Now, this means that our function f of xy, which is 3x minus 4y squared, is equal to negative 19 plus 3, open parentheses, x plus 1, close parentheses, minus 16, open parentheses, y minus 2, close parentheses, plus e of x comma y.

Solving for e of xy. Rearranging terms, we see that it is equal to negative 4y squared plus 16y minus 16. Having developed this, we want to see-- or show, rather-- that the limit, as xy approaches the point negative 1 comma 2 of e of xy, that would be negative 4y squared plus 16y minus 16 as our numerator, over the denominator, square root x plus y in parentheses squared plus, open parentheses, y minus 2, close parentheses, squared.
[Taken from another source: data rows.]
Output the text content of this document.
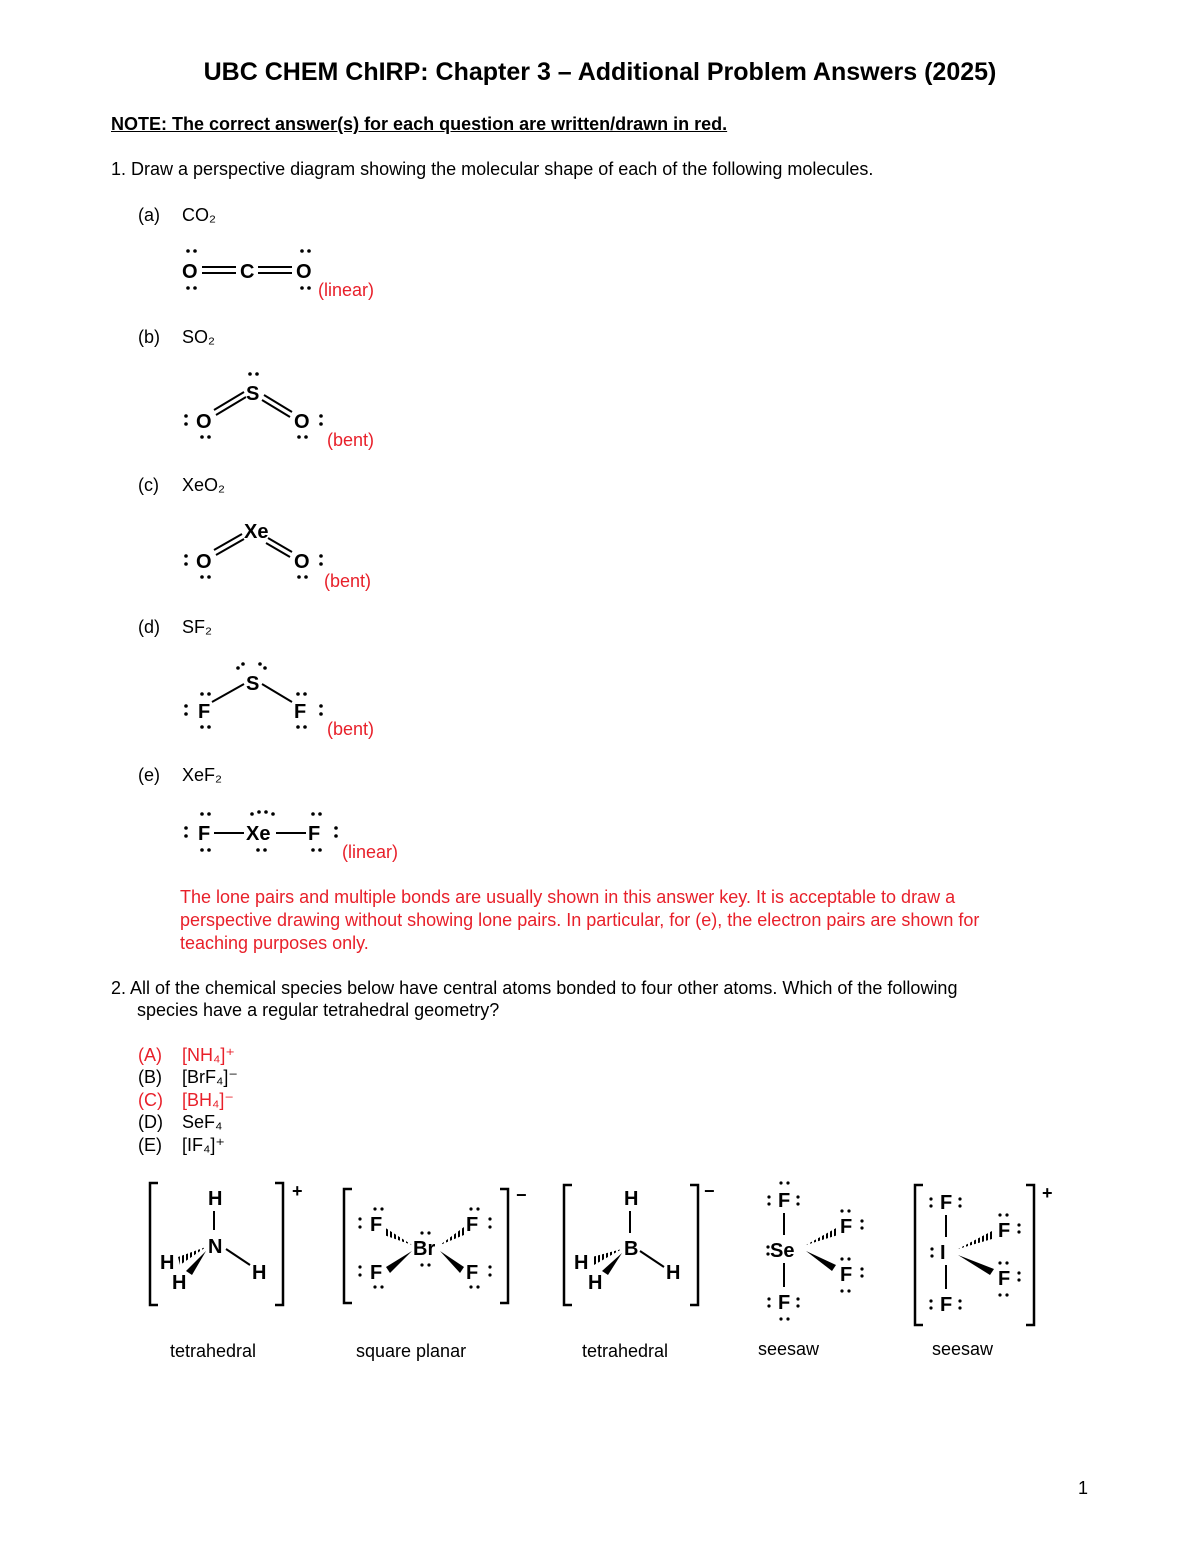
UBC CHEM ChIRP: Chapter 3 – Additional Problem Answers (2025)
NOTE: The correct answer(s) for each question are written/drawn in red.
1. Draw a perspective diagram showing the molecular shape of each of the following molecules.
(a) CO₂
O C O
(linear)
(b) SO₂
S
O	O
(bent)
(c) XeO₂
Xe
O	O
(bent)
(d) SF₂
S
F	F
(bent)
(e) XeF₂
F Xe F
(linear)
The lone pairs and multiple bonds are usually shown in this answer key. It is acceptable to draw a
perspective drawing without showing lone pairs. In particular, for (e), the electron pairs are shown for
teaching purposes only.
2. All of the chemical species below have central atoms bonded to four other atoms. Which of the following
species have a regular tetrahedral geometry?
(A) [NH₄]⁺
(B) [BrF₄]⁻
(C) [BH₄]⁻
(D) SeF₄
(E) [IF₄]⁺
+
H
N
H
H	H
tetrahedral
−
Br
F
F
F
F
square planar
−
H
B
H
H	H
tetrahedral
F
Se
F
F
F
seesaw
+
F
I
F
F
F
seesaw
1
The square root of all of, that sum, that is equal to 0.

Well, this is going to be equal to the limit as xy approaches the point negative 1 comma 2 of negative 4, open parentheses, y minus 2, close parentheses, squared over the square root of the quantity, parentheses, x plus 1, close parentheses, squared plus, open parentheses, y minus 2, close parentheses, squared.

Which is less than or equal to-- and take some time and convince yourself of this part-- less than or equal to negative 4-- in my numerator-- negative 4, open parentheses, open parentheses again, x plus 1, close parentheses, squared plus, open parentheses, y minus 2, close parentheses, squared, close parentheses, over a denominator of square root of the quantity, open parentheses, x plus 1, close parentheses, squared, plus, open parentheses, y minus 2, close parentheses, squared, the square root of all that. And we can reduce this.

Oh, I left off something important. I said this is less than or equal to that. It's less than or equal to the limit, as xy approaches the point negative 1, 2. That is equal to the limit, as xy approaches the point negative 1 comma 2 of negative 4 square root of the quantity, open parentheses, x plus 1, close parentheses, squared plus, open parentheses, y minus 2, close parentheses, squared. And that limit is equal to 0, which shows that the function f of xy is differentiable at that point negative 1 2.